Below we try out the Scikit-Learn implementation in order to compare.

In [None]:
from sklearn.preprocessing import FunctionTransformer
from sklearn.linear_model import LinearRegression
from sklearn.compose import TransformedTargetRegressor

from sklearn2pmml import sklearn2pmml
from sklearn_pandas import DataFrameMapper
from sklearn2pmml.pipeline import PMMLPipeline
from sklearn2pmml.decoration import ContinuousDomain
from sklearn2pmml.preprocessing import ExpressionTransformer

X = fishes.filter(items=['Width'])
y = np.log(fishes['Weight'])
X_train, X_test, y_train, y_test = train_test_split(X, y, test_size=0.2, random_state=1)

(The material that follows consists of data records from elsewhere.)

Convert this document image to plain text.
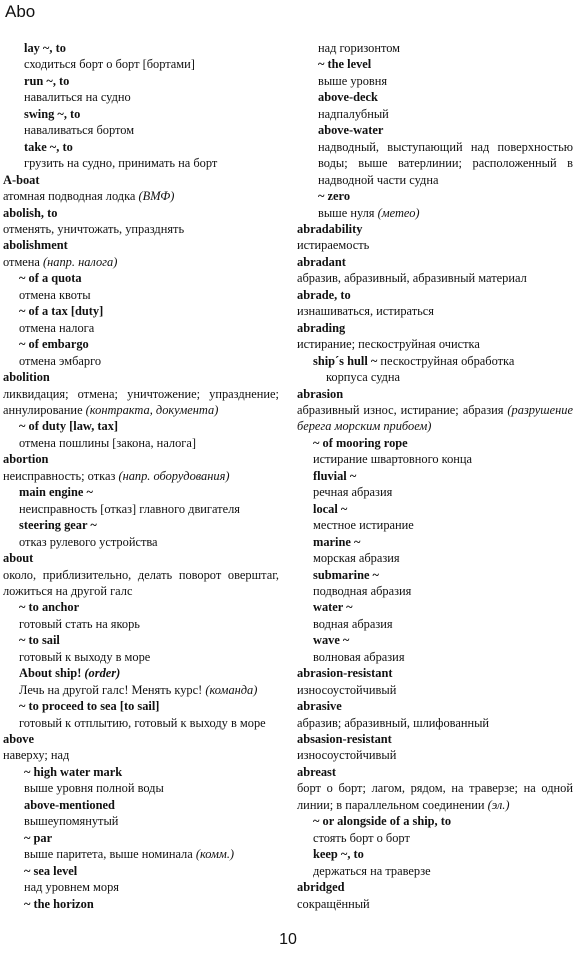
Abo
lay ~, to
сходиться борт о борт [бортами]
run ~, to
навалиться на судно
swing ~, to
наваливаться бортом
take ~, to
грузить на судно, принимать на борт
A-boat
атомная подводная лодка (ВМФ)
abolish, to
отменять, уничтожать, упразднять
abolishment
отмена (напр. налога)
~ of a quota
отмена квоты
~ of a tax [duty]
отмена налога
~ of embargo
отмена эмбарго
abolition
ликвидация; отмена; уничтожение; упразднение; аннулирование (контракта, документа)
~ of duty [law, tax]
отмена пошлины [закона, налога]
abortion
неисправность; отказ (напр. оборудования)
main engine ~
неисправность [отказ] главного двигателя
steering gear ~
отказ рулевого устройства
about
около, приблизительно, делать поворот оверштаг, ложиться на другой галс
~ to anchor
готовый стать на якорь
~ to sail
готовый к выходу в море
About ship! (order)
Лечь на другой галс! Менять курс! (команда)
~ to proceed to sea [to sail]
готовый к отплытию, готовый к выходу в море
above
наверху; над
~ high water mark
выше уровня полной воды
above-mentioned
вышеупомянутый
~ par
выше паритета, выше номинала (комм.)
~ sea level
над уровнем моря
~ the horizon
над горизонтом
~ the level
выше уровня
above-deck
надпалубный
above-water
надводный, выступающий над поверхностью воды; выше ватерлинии; расположенный в надводной части судна
~ zero
выше нуля (метео)
abradability
истираемость
abradant
абразив, абразивный, абразивный материал
abrade, to
изнашиваться, истираться
abrading
истирание; пескоструйная очистка
ship´s hull ~ пескоструйная обработка
корпуса судна
abrasion
абразивный износ, истирание; абразия (разрушение берега морским прибоем)
~ of mooring rope
истирание швартовного конца
fluvial ~
речная абразия
local ~
местное истирание
marine ~
морская абразия
submarine ~
подводная абразия
water ~
водная абразия
wave ~
волновая абразия
abrasion-resistant
износоустойчивый
abrasive
абразив; абразивный, шлифованный
absasion-resistant
износоустойчивый
abreast
борт о борт; лагом, рядом, на траверзе; на одной линии; в параллельном соединении (эл.)
~ or alongside of a ship, to
стоять борт о борт
keep ~, to
держаться на траверзе
abridged
сокращённый
10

mapper = DataFrameMapper([
    (["Width"], [ContinuousDomain(), ExpressionTransformer("numpy.log(X[0])", dtype = np.float64)])
    #(["Width"], [ContinuousDomain(), FunctionTransformer(np.log)])
    #("Width", FunctionTransformer(np.log))    
])
mapper.fit_transform(X)

model_pipeline = PMMLPipeline([
    ("mapper", mapper),
    #("model", TransformedTargetRegressor(regressor=LinearRegression(), func=np.log, inverse_func=np.exp))
    ("model", LinearRegression())
])


clf = model_pipeline.fit(X_train, y_train);
sklearn2pmml(clf, 'fish-weight-model.pmml', with_repr=True, debug=True)

*Test Set Performance*

In [None]:
# Make predictions using the testing set
y_pred = clf.predict(X_test)

In [None]:
print('Coefficient of determination: %.3f' % r2_score(y_test, y_pred))

In [None]:
print('Mean squared error: %.2f' % mean_squared_error(y_test, y_pred))

# Conclusion

Linear regression performed with an r2 score of `0.965` on the test set while fairly well satisfying the assumptions of an OLS estimator.